The E. coli O104:H4 strain, responsible for a major outbreak in Germany in 2011, showcased resistance to multiple antibiotics and had an ESBL (extended-spectrum beta-lactamase) production gene, rendering such infections challenging to treat. MRSA, a widely recognized antibiotic-resistant bacteria, has also sporadically appeared in livestock and animal-based food products.

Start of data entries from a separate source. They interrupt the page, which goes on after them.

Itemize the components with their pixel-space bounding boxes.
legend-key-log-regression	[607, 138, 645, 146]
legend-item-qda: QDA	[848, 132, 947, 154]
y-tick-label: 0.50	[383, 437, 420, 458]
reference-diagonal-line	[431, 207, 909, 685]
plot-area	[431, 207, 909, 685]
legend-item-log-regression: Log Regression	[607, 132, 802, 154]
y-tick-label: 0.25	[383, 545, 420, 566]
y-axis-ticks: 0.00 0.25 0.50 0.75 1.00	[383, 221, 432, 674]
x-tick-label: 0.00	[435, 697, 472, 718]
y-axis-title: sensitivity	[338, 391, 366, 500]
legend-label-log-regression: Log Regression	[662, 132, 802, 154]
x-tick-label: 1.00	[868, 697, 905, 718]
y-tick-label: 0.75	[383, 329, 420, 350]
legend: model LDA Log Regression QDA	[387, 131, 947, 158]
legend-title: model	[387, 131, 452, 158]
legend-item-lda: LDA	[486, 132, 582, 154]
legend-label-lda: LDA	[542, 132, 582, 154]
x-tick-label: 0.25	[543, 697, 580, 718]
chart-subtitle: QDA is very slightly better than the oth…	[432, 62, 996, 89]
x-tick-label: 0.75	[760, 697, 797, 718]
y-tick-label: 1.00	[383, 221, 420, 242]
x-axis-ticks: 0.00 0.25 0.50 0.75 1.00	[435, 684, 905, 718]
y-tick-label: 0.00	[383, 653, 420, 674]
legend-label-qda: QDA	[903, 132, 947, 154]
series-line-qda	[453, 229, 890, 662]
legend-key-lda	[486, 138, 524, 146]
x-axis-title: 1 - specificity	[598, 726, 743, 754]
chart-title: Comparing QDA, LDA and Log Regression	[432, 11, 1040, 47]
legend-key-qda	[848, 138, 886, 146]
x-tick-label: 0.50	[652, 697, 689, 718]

The WHO underscores the grave repercussions of antibiotic resistance in bacterial strains, correlating them with prolonged illnesses, increased hospitalization durations, and heightened mortality risks.
A recent report by the European Food Safety Authority and the European Centre for Disease Control highlights the prevalent antibiotic resistance in bacteria like Salmonella, Campylobacter, and E. coli derived from animal and food samples, emphasizing the alarming resistance rates in poultry, especially to ciprofloxacin.
The problem of antibiotic resistance, initially highlighted by the UK government’s Swann Report in 1969, has not been swiftly addressed by governments worldwide. Although the report suggested prohibiting the use of antibiotics for growth promotion in animals, it was mostly disregarded.
It wasn’t until 1986 that Sweden banned the practice, setting off a domino effect with other nations, including Denmark, following suit. By 2006, the EU withdrew all antibiotic growth promoters. However, the unchecked use of antibiotics, especially in some Eastern European countries, remains a concern as they may be readily accessible without prescriptions and potentially exploited by farmers.
On the global scale, the EU’s proactive measures have not been universally adopted. The WHO has advocated for the phasing out or banning of antibiotic growth promoters, yet countries like the USA, a significant meat producer, have been slow to enforce such bans due to strong industry lobbies and economic concerns.
The US Food and Drug Administration (FDA) has shown interest in phasing out growth promoters but has faced legal challenges that have delayed concrete actions. Nonetheless, studies, particularly in Denmark, demonstrate the benefits of such bans. Findings indicate a notable decrease in antibiotic resistance and a substantial drop in antibiotic usage in animal farming without hampering the sector’s economics.
Similarly, Sweden and Norway have reported positive outcomes, especially in fish farming. The EU, however, hasn’t observed a marked decrease in antibiotic-resistant bacteria since 2006, suggesting that resistance genes in bacteria may persist, and a longer observation period may be needed to assess the full impact.
Reducing Antibiotic Use
Policy measures have been introduced to address the rising concern of antibiotic resistance in bacteria within the food chain. Among these is the elimination of antibiotic growth promoters in food animals.
The World Health Organization (WHO) further recommends that antibiotics be administered to animals only upon prescription by a veterinarian, emphasizing that critical drugs, such as fluoroquinolones, should be used judiciously. Enhancing animal health through better biosecurity, vaccination, and on-farm hygiene can decrease the dependency on therapeutic antibiotics.
The potential economic incentives promoting inappropriate antibiotic prescriptions should be curtailed. Effective surveillance is imperative to gauge antibiotic usage in animals and monitor resistance in foodborne bacteria, with the European Food Safety Authority’s (EFSA) report shedding light on varied surveillance efficacy across countries.
The growing bacterial resistance jeopardizes the efficacy of antibiotics in treating infections, underscoring the need for judicious use in food animals. Despite evidence suggesting its feasibility without compromising the industry’s viability, rapid solutions seem distant, as reflected by the 43 years since the Swann report’s release.